In Northern Uganda, a madman named Joseph Kony abducts children ages four to 14 into the Lord’s Resistance Army. For the past 23 years, these children have been stolen from their homes, beaten, raped and forced to kill, sometimes by their own families. Because of the AIDS epidemic, many of them are already without parents, and others have no birth certificates.

Six years ago, three college students — Laren Poole, Jason Russell and Bobby Bailey — took a trip to Africa. During their trip, they learned about the abduction of these children, and filmed a documentary about it. These men started the organization we know as Invisible Children. Their goal was to make the invisible seen.

24-year-old UCI Chilean exchange student Felipe Brahm was one of the people influenced by their documentary.

“I was really touched by the images shown in the movie and how a thing like this could be ignored by the rest of the world,” Brahm said.

The first two rallies took place before I became involved with Invisible Children. But this past April, I joined in with roughly 100,000 people in 100 cities around the world in Invisible Children’s largest rally yet. We slept outside to raise awareness, and weren’t allowed to go home until we were rescued by a celebrity or politician. And it worked. It was one of the most inspiring and unifying things I have ever been a part of. After The Rescue, 2,000 people stormed Capitol Hill to lobby congress to push for the capture of Joseph Kony this past June.

Kevin Wilkenson, the UCI Invisible Children club’s operations administrator, is a fourth-year Information Computer Science major who got involved with the club when the organization first began. He sees the organization as more than a way to fight injustice, he sees it as a way to bring people together as they fight.

“The success of this organization isn’t simply based on the end of a frivolous war that is affecting millions of innocent people, ” Wilkenson said. “Where else have you heard of 100,000 people, most of them kids, sleeping in streets across the world to stop a war?

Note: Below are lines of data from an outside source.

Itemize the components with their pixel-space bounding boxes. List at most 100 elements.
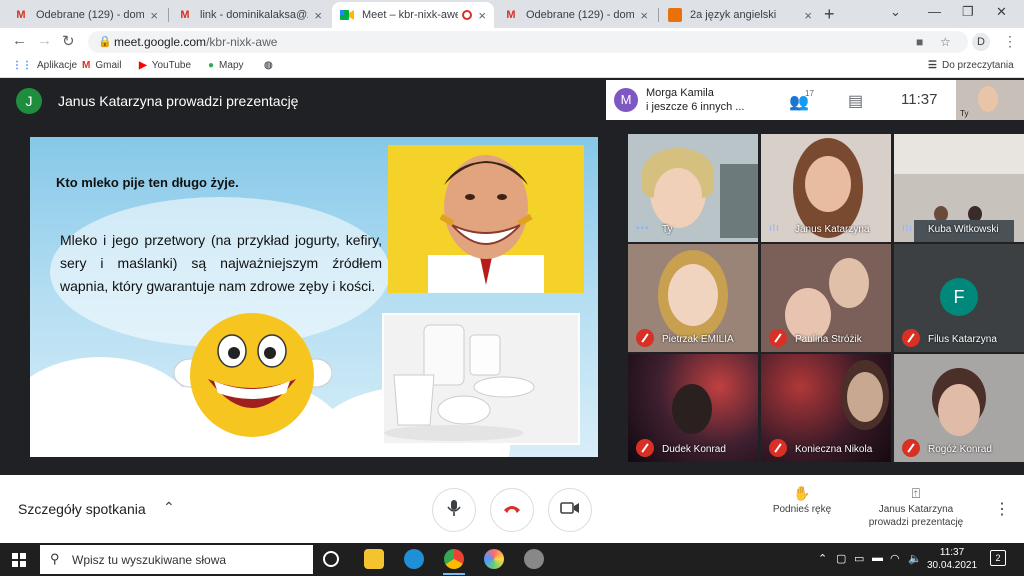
- close-window-button[interactable]: ✕: [996, 4, 1007, 20]
- present-label-2: prowadzi prezentację: [868, 517, 964, 528]
- bookmark-youtube[interactable]: ▶ YouTube: [139, 60, 191, 71]
- paint-icon[interactable]: [484, 549, 504, 569]
- hang-up-icon: [503, 501, 521, 519]
- file-explorer-icon[interactable]: [364, 549, 384, 569]
- edge-icon[interactable]: [404, 549, 424, 569]
- video-camera-icon: [560, 501, 580, 520]
- windows-start-icon[interactable]: [12, 553, 26, 567]
- meeting-details-button[interactable]: Szczegóły spotkania: [18, 501, 146, 517]
- mic-off-icon: [636, 439, 654, 457]
- bookshelf: [720, 164, 758, 238]
- participant-tile[interactable]: Rogóż Konrad: [894, 354, 1024, 462]
- participant-face: [654, 168, 702, 224]
- tab-gmail-link[interactable]: M link - dominikalaksa@zsw ×: [170, 2, 330, 28]
- address-bar[interactable]: 🔒 meet.google.com/kbr-nixk-awe ■ ☆: [88, 31, 968, 53]
- mic-off-icon: [902, 329, 920, 347]
- participant-name: Janus Katarzyna: [795, 224, 870, 235]
- minimize-button[interactable]: —: [928, 4, 941, 19]
- present-now-button[interactable]: ⍐ Janus Katarzyna prowadzi prezentację: [856, 485, 976, 529]
- participant-head: [672, 384, 712, 434]
- participant-name: Kuba Witkowski: [928, 224, 999, 235]
- camera-button[interactable]: [548, 488, 592, 532]
- battery-icon[interactable]: ▬: [872, 552, 883, 564]
- star-icon[interactable]: ☆: [940, 35, 951, 49]
- participant-tile[interactable]: ılı Kuba Witkowski: [894, 134, 1024, 242]
- bookmark-label: Mapy: [219, 60, 244, 71]
- speaker-names[interactable]: Morga Kamila i jeszcze 6 innych ...: [646, 86, 744, 114]
- raise-hand-button[interactable]: ✋ Podnieś rękę: [762, 486, 842, 516]
- tab-gmail-inbox-2[interactable]: M Odebrane (129) - dominik ×: [496, 2, 656, 28]
- url-text: meet.google.com/kbr-nixk-awe: [114, 35, 277, 49]
- close-tab-icon[interactable]: ×: [640, 8, 648, 23]
- bookmark-gmail[interactable]: M Gmail: [82, 60, 121, 71]
- self-preview[interactable]: Ty: [956, 80, 1024, 120]
- participant-avatar: F: [940, 278, 978, 316]
- microphone-button[interactable]: [432, 488, 476, 532]
- participant-tile[interactable]: Pietrzak EMILIA: [628, 244, 758, 352]
- participant-face: [668, 264, 718, 326]
- close-tab-icon[interactable]: ×: [314, 8, 322, 23]
- camera-icon[interactable]: ■: [916, 35, 923, 49]
- meeting-clock: 11:37: [901, 91, 938, 108]
- profile-avatar[interactable]: D: [972, 33, 990, 51]
- app-icon[interactable]: [524, 549, 544, 569]
- back-icon[interactable]: ←: [12, 32, 27, 49]
- reload-icon[interactable]: ↻: [62, 32, 75, 50]
- tab-classroom[interactable]: 2a język angielski ×: [660, 2, 820, 28]
- tray-overflow-icon[interactable]: ⌃: [818, 552, 827, 565]
- network-icon[interactable]: ▭: [854, 552, 864, 565]
- presenter-bar: J Janus Katarzyna prowadzi prezentację: [16, 88, 298, 114]
- search-icon: ⚲: [50, 551, 60, 566]
- participant-tile[interactable]: ılı Janus Katarzyna: [761, 134, 891, 242]
- participant-tile[interactable]: Paulina Stróżik: [761, 244, 891, 352]
- chat-icon[interactable]: ▤: [848, 91, 863, 111]
- task-view-icon[interactable]: [323, 551, 339, 567]
- presenter-avatar: J: [16, 88, 42, 114]
- gmail-icon: M: [180, 9, 190, 21]
- taskbar-search[interactable]: ⚲ Wpisz tu wyszukiwane słowa: [40, 545, 313, 574]
- speaking-indicator-icon: ılı: [769, 223, 780, 234]
- dairy-products-photo: [382, 313, 580, 445]
- participant-tile[interactable]: Dudek Konrad: [628, 354, 758, 462]
- bookmark-maps[interactable]: ● Mapy: [208, 60, 244, 71]
- notification-center-icon[interactable]: 2: [990, 550, 1006, 566]
- participant-tile[interactable]: F Filus Katarzyna: [894, 244, 1024, 352]
- more-options-icon[interactable]: ⋮: [994, 499, 1010, 519]
- tray-app-icon[interactable]: ▢: [836, 552, 846, 565]
- bookmark-apps[interactable]: ⋮⋮ Aplikacje: [12, 60, 77, 71]
- reading-list[interactable]: ☰ Do przeczytania: [928, 60, 1014, 71]
- close-tab-icon[interactable]: ×: [804, 8, 812, 23]
- restore-button[interactable]: ❐: [962, 4, 974, 20]
- tab-search-icon[interactable]: ⌄: [890, 4, 901, 20]
- forward-icon[interactable]: →: [37, 32, 52, 49]
- leave-call-button[interactable]: [490, 488, 534, 532]
- chevron-up-icon[interactable]: ⌃: [163, 499, 175, 516]
- participant-tile[interactable]: ••• Ty: [628, 134, 758, 242]
- gmail-icon: M: [506, 9, 516, 21]
- bookmark-label: YouTube: [151, 60, 191, 71]
- browser-tab-strip: M Odebrane (129) - dominik × M link - do…: [0, 0, 1024, 28]
- volume-icon[interactable]: 🔈: [908, 552, 922, 565]
- tab-title: 2a język angielski: [690, 9, 777, 21]
- taskbar-clock[interactable]: 11:37 30.04.2021: [927, 546, 977, 572]
- tab-meet[interactable]: Meet – kbr-nixk-awe ×: [332, 2, 494, 28]
- bookmark-globe[interactable]: ◍: [264, 60, 278, 71]
- chrome-icon[interactable]: [444, 549, 464, 569]
- smiling-man-photo: [388, 145, 584, 293]
- tab-title: Odebrane (129) - dominik: [526, 9, 635, 21]
- participant-tile[interactable]: Konieczna Nikola: [761, 354, 891, 462]
- slide-body: Mleko i jego przetwory (na przykład jogu…: [60, 232, 382, 294]
- wifi-icon[interactable]: ◠: [890, 552, 900, 565]
- present-label-1: Janus Katarzyna: [878, 504, 954, 515]
- speaking-indicator-icon: ılı: [902, 223, 913, 234]
- new-tab-button[interactable]: +: [824, 4, 835, 25]
- present-screen-icon: ⍐: [911, 485, 921, 501]
- tab-gmail-inbox-1[interactable]: M Odebrane (129) - dominik ×: [6, 2, 166, 28]
- reading-list-label: Do przeczytania: [941, 60, 1014, 71]
- browser-menu-icon[interactable]: ⋮: [1003, 33, 1017, 50]
- smiling-emoji-image: [172, 305, 333, 445]
- lock-icon: 🔒: [98, 36, 112, 48]
- close-tab-icon[interactable]: ×: [150, 8, 158, 23]
- tab-title: link - dominikalaksa@zsw: [200, 9, 308, 21]
- close-tab-icon[interactable]: ×: [478, 8, 486, 23]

I got involved because I am needed. These kids need to be rescued, and this organization needs me to do it.”

Clubs are encouraged to compete with the others in their region to see who can raise the most money. Money raised by each club goes directly towards rebuilding their partner school. The Invisible Children Club at UCI is partnered with Sacred Heart Secondary, the only all-girls boarding school in the region of Northern Uganda.

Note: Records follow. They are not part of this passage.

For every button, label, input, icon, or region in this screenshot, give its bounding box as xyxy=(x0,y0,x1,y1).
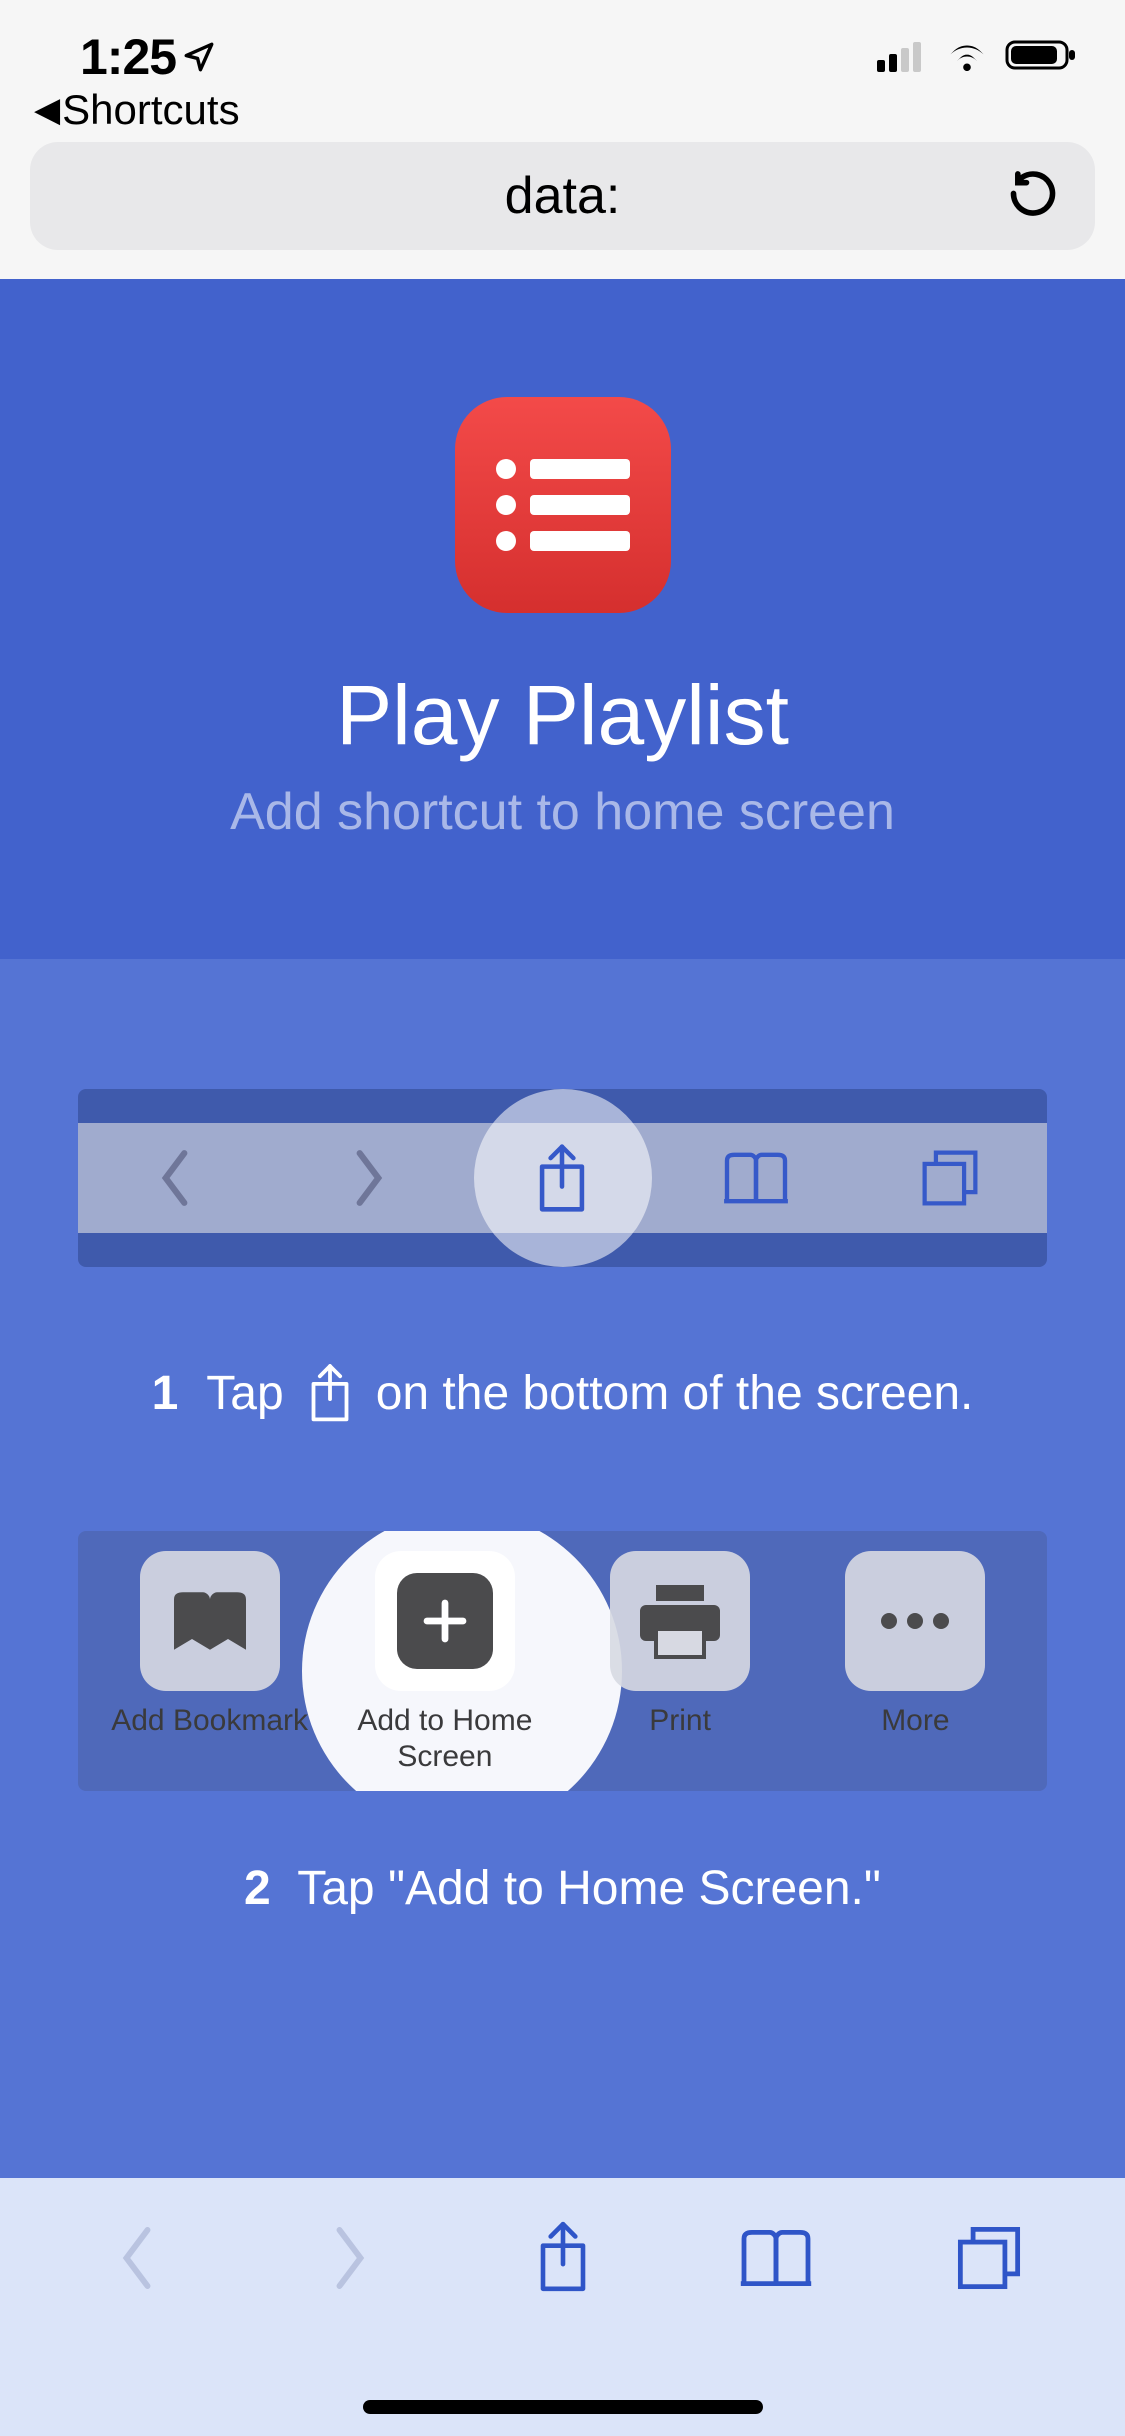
home-indicator[interactable] xyxy=(363,2400,763,2414)
step-1: 1 Tap on the bottom of the screen. xyxy=(78,1357,1047,1431)
hero-title: Play Playlist xyxy=(336,667,789,764)
tabs-button[interactable] xyxy=(893,2223,1085,2293)
nav-forward-button[interactable] xyxy=(254,2222,446,2294)
step-2-text: Tap "Add to Home Screen." xyxy=(297,1862,881,1915)
wifi-icon xyxy=(943,38,991,72)
action-label: Add to Home Screen xyxy=(341,1703,548,1775)
back-app-label: Shortcuts xyxy=(62,86,239,134)
location-services-icon xyxy=(182,28,216,86)
preview-forward-icon xyxy=(272,1147,466,1209)
action-more: More xyxy=(812,1551,1019,1739)
step-2: 2 Tap "Add to Home Screen." xyxy=(78,1861,1047,1916)
step-2-number: 2 xyxy=(244,1862,271,1915)
nav-back-button[interactable] xyxy=(41,2222,233,2294)
url-bar[interactable]: data: xyxy=(30,142,1095,250)
share-icon xyxy=(304,1361,356,1427)
safari-toolbar-preview xyxy=(78,1089,1047,1267)
reload-icon[interactable] xyxy=(1007,168,1059,225)
battery-icon xyxy=(1005,38,1077,72)
hero-subtitle: Add shortcut to home screen xyxy=(230,782,895,842)
preview-back-icon xyxy=(78,1147,272,1209)
action-print: Print xyxy=(577,1551,784,1739)
safari-bottom-toolbar xyxy=(0,2178,1125,2436)
status-time-label: 1:25 xyxy=(80,28,176,86)
bookmarks-button[interactable] xyxy=(680,2226,872,2290)
share-sheet-preview: Add Bookmark Add to Home Screen Print Mo… xyxy=(78,1531,1047,1791)
step-1-text-a: Tap xyxy=(206,1357,283,1431)
action-add-home-screen: Add to Home Screen xyxy=(341,1551,548,1775)
preview-tabs-icon xyxy=(853,1147,1047,1209)
url-text: data: xyxy=(505,166,621,226)
share-button[interactable] xyxy=(467,2218,659,2298)
step-1-text-b: on the bottom of the screen. xyxy=(376,1357,974,1431)
back-triangle-icon: ◀ xyxy=(34,90,60,130)
action-add-bookmark: Add Bookmark xyxy=(106,1551,313,1739)
preview-bookmarks-icon xyxy=(659,1149,853,1207)
action-label: Print xyxy=(649,1703,711,1739)
hero-section: Play Playlist Add shortcut to home scree… xyxy=(0,279,1125,959)
status-time: 1:25 xyxy=(80,28,216,86)
action-label: Add Bookmark xyxy=(111,1703,308,1739)
shortcut-app-icon xyxy=(455,397,671,613)
top-chrome: 1:25 ◀ Shortcuts data: xyxy=(0,0,1125,279)
preview-share-icon xyxy=(466,1141,660,1215)
back-to-app-breadcrumb[interactable]: ◀ Shortcuts xyxy=(34,86,240,134)
cellular-signal-icon xyxy=(877,38,929,72)
action-label: More xyxy=(881,1703,949,1739)
step-1-number: 1 xyxy=(152,1357,179,1431)
status-right xyxy=(877,38,1077,72)
instructions-section: 1 Tap on the bottom of the screen. Add B… xyxy=(0,959,1125,2178)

Freshman Dina Saleh joined the Invisible Children club after being inspired by how her father’s line of work changes lives.

“My dad is a plastic surgeon. He does a lot of work on children with horribly deformed and split cleft palettes. I’ve seen how he can improve children’s lives, so I have joined Invisible Children to see what I can do to improve children’s lives,” Saleh said.

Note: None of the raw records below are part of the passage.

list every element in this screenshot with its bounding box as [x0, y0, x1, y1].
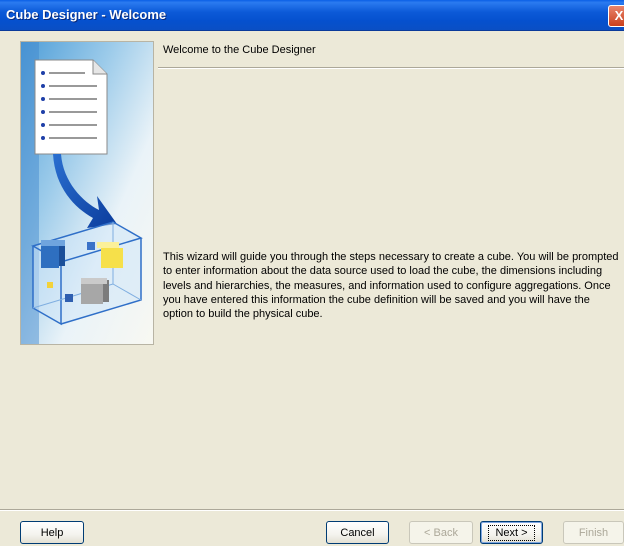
help-button[interactable]: Help	[20, 521, 84, 544]
next-button-label: Next >	[488, 524, 535, 541]
close-icon: X	[614, 8, 624, 23]
document-icon	[34, 59, 108, 155]
window-title: Cube Designer - Welcome	[6, 7, 167, 22]
cancel-button[interactable]: Cancel	[326, 521, 389, 544]
wizard-illustration	[20, 41, 154, 345]
heading-divider	[158, 67, 624, 69]
illustration-graphic	[21, 42, 153, 344]
close-button[interactable]: X	[608, 5, 624, 27]
next-button[interactable]: Next >	[480, 521, 543, 544]
back-button[interactable]: < Back	[409, 521, 473, 544]
finish-button[interactable]: Finish	[563, 521, 624, 544]
page-heading: Welcome to the Cube Designer	[163, 44, 316, 56]
wizard-description: This wizard will guide you through the s…	[163, 251, 619, 321]
title-bar: Cube Designer - Welcome X	[0, 0, 624, 31]
footer-divider	[0, 509, 624, 511]
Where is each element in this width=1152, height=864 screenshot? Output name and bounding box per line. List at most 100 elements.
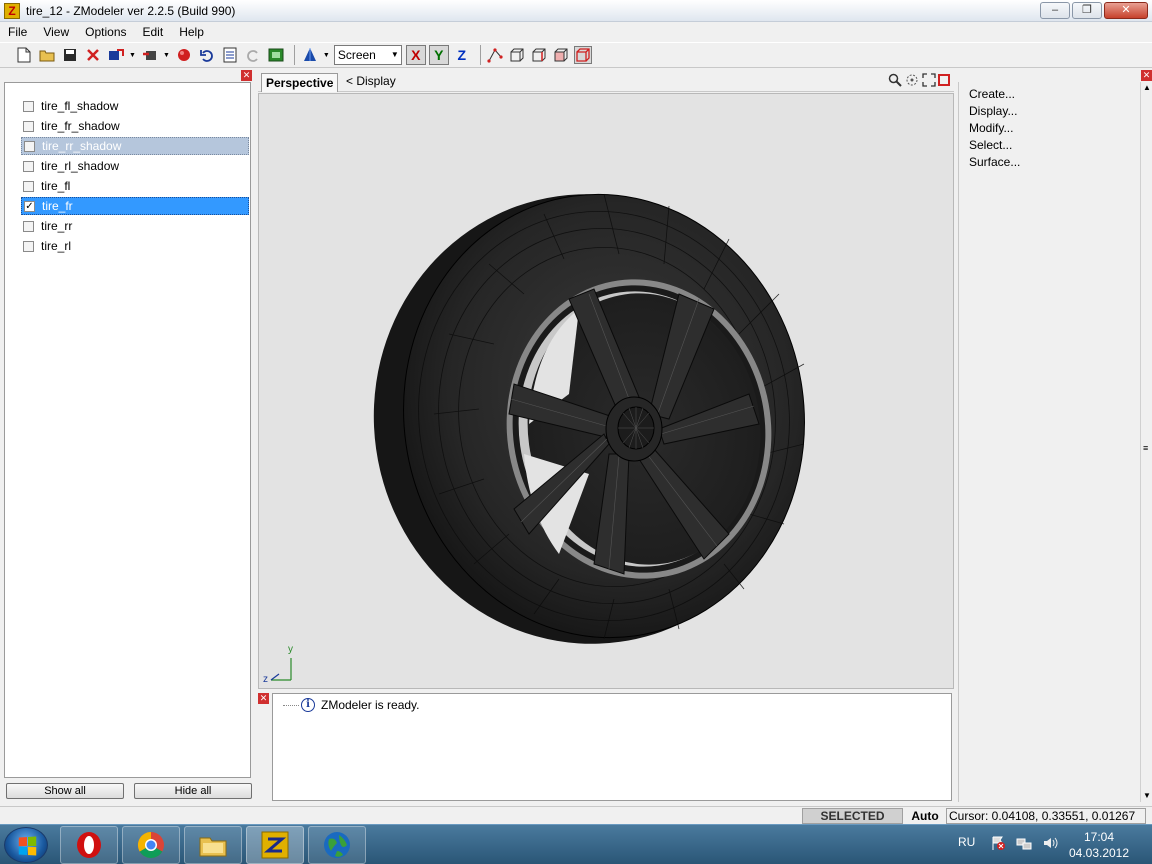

The Invisible Children club at UCI does a myriad of fundraisers, such as the entertaining “man pageant,” Mr. UCI and the Swipe-2-Save program that allows students with meal plans to donate the monetary value of one of the extra meals they inevitably have at the end of the quarter. The fundraising is back in full swing this quarter as club members prepare for their third annual Mr. UCI pageant taking place Wednesday, Nov. 18th of eighth week.

Lauren Stockly is a third-year transfer student from Glendale College. After the unforgettable experience of meeting Ugandan refugees during a trip to Europe in the seventh grade, Lauren began a Save Uganda club at her high school. She is currently on the board of the Life in Africa Foundation.

“I was moved by the stories [of the refugees] and started getting involved in whatever way possible. Life in Africa has consulted with Invisible Children on many projects and I will most likely be going to Uganda in December,” Stockly said.

The students in room 118 in Humanities Hall know that while so much has been done, the capture of Joseph Kony will not mean their work is over. Become a part of the effort to rebuild a nation, help end the longest running war in Africa, join the revolution.